🤖 AI Summary
To address the performance bottleneck in industrial anomaly detection caused by the scarcity of real defective samples, this paper proposes a novel paradigm for efficient synthetic image utilization. Methodologically, we introduce a retrieval-based filtering mechanism that integrates text-guided image-to-image translation with content-aware image retrieval to identify highly relevant defective regions. Furthermore, we design a two-stage training framework: (1) low-cost rule-based pretraining—injecting noise or patches—and (2) retrieval-augmented fine-tuning of a diffusion model. This approach significantly enhances both the photorealism and task-specific fidelity of synthesized defect images. Evaluated on the MVTec AD benchmark, our method achieves state-of-the-art detection accuracy while reducing the cost of generating high-quality defect images by approximately 60%, thereby achieving a synergistic optimization of effectiveness and efficiency.
📝 Abstract
Anomaly detection plays a vital role in industrial manufacturing. Due to the scarcity of real defect images, unsupervised approaches that rely solely on normal images have been extensively studied. Recently, diffusion-based generative models brought attention to training data synthesis as an alternative solution. In this work, we focus on a strategy to effectively leverage synthetic images to maximize the anomaly detection performance. Previous synthesis strategies are broadly categorized into two groups, presenting a clear trade-off. Rule-based synthesis, such as injecting noise or pasting patches, is cost-effective but often fails to produce realistic defect images. On the other hand, generative model-based synthesis can create high-quality defect images but requires substantial cost. To address this problem, we propose a novel framework that leverages a pre-trained text-guided image-to-image translation model and image retrieval model to efficiently generate synthetic defect images.

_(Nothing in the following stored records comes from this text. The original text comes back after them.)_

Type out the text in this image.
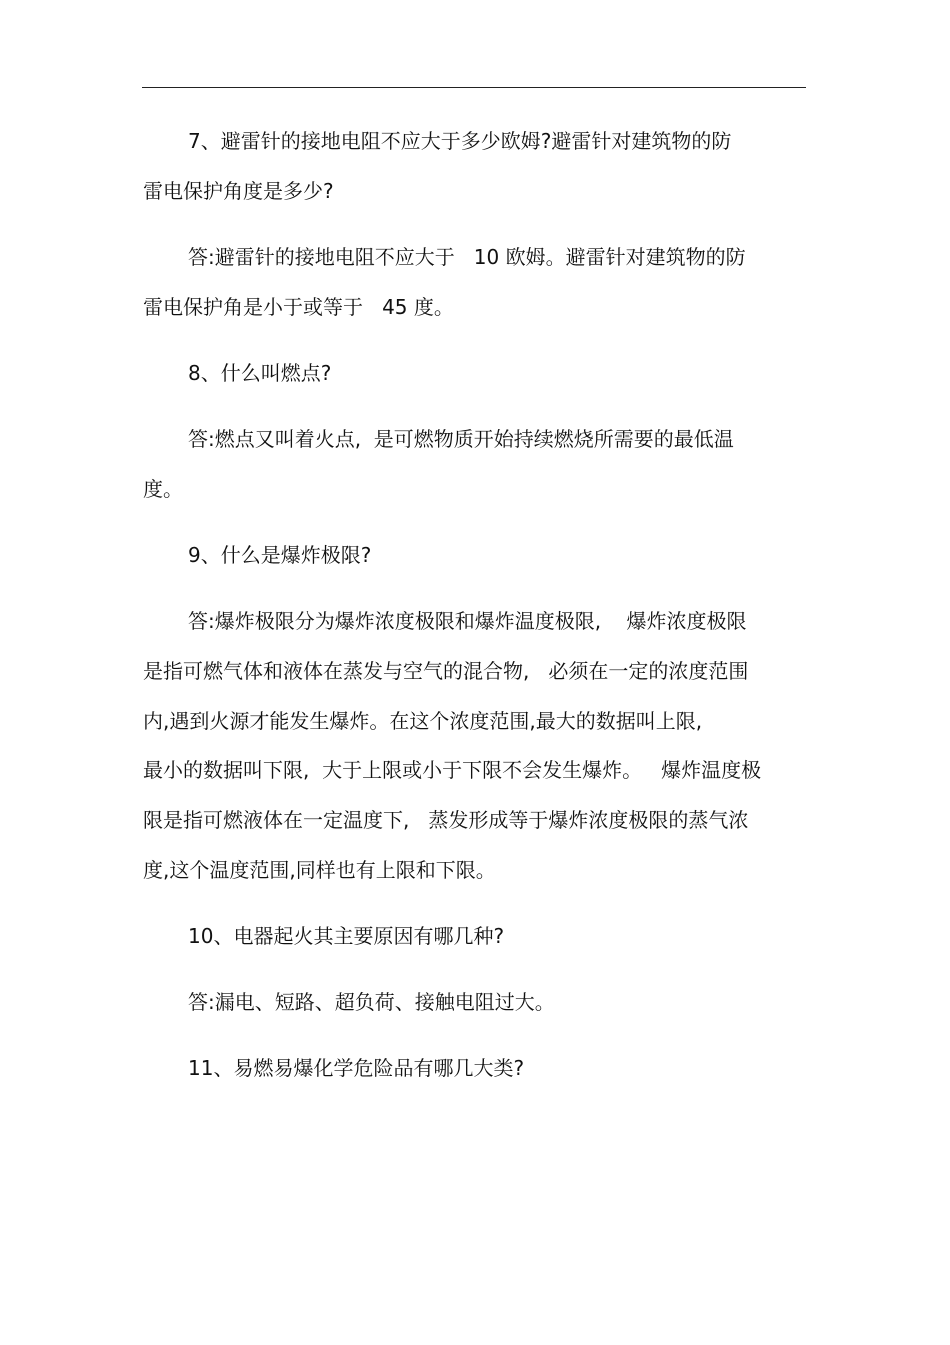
7、避雷针的接地电阻不应大于多少欧姆?避雷针对建筑物的防
雷电保护角度是多少?
答:避雷针的接地电阻不应大于   10 欧姆。避雷针对建筑物的防
雷电保护角是小于或等于   45 度。
8、什么叫燃点?
答:燃点又叫着火点,  是可燃物质开始持续燃烧所需要的最低温
度。
9、什么是爆炸极限?
答:爆炸极限分为爆炸浓度极限和爆炸温度极限,    爆炸浓度极限
是指可燃气体和液体在蒸发与空气的混合物,   必须在一定的浓度范围
内,遇到火源才能发生爆炸。在这个浓度范围,最大的数据叫上限,
最小的数据叫下限,  大于上限或小于下限不会发生爆炸。   爆炸温度极
限是指可燃液体在一定温度下,   蒸发形成等于爆炸浓度极限的蒸气浓
度,这个温度范围,同样也有上限和下限。
10、电器起火其主要原因有哪几种?
答:漏电、短路、超负荷、接触电阻过大。
11、易燃易爆化学危险品有哪几大类?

Specifically, the image retrieval model assesses the similarity of the generated images to real normal images and filters out irrelevant outputs, thereby enhancing the quality and relevance of the generated defect images. To effectively leverage synthetic images, we also introduce a two stage training strategy. In this strategy, the model is first pre-trained on a large volume of images from rule-based synthesis and then fine-tuned on a smaller set of high-quality images. This method significantly reduces the cost for data collection while improving the anomaly detection performance. Experiments on the MVTec AD dataset demonstrate the effectiveness of our approach.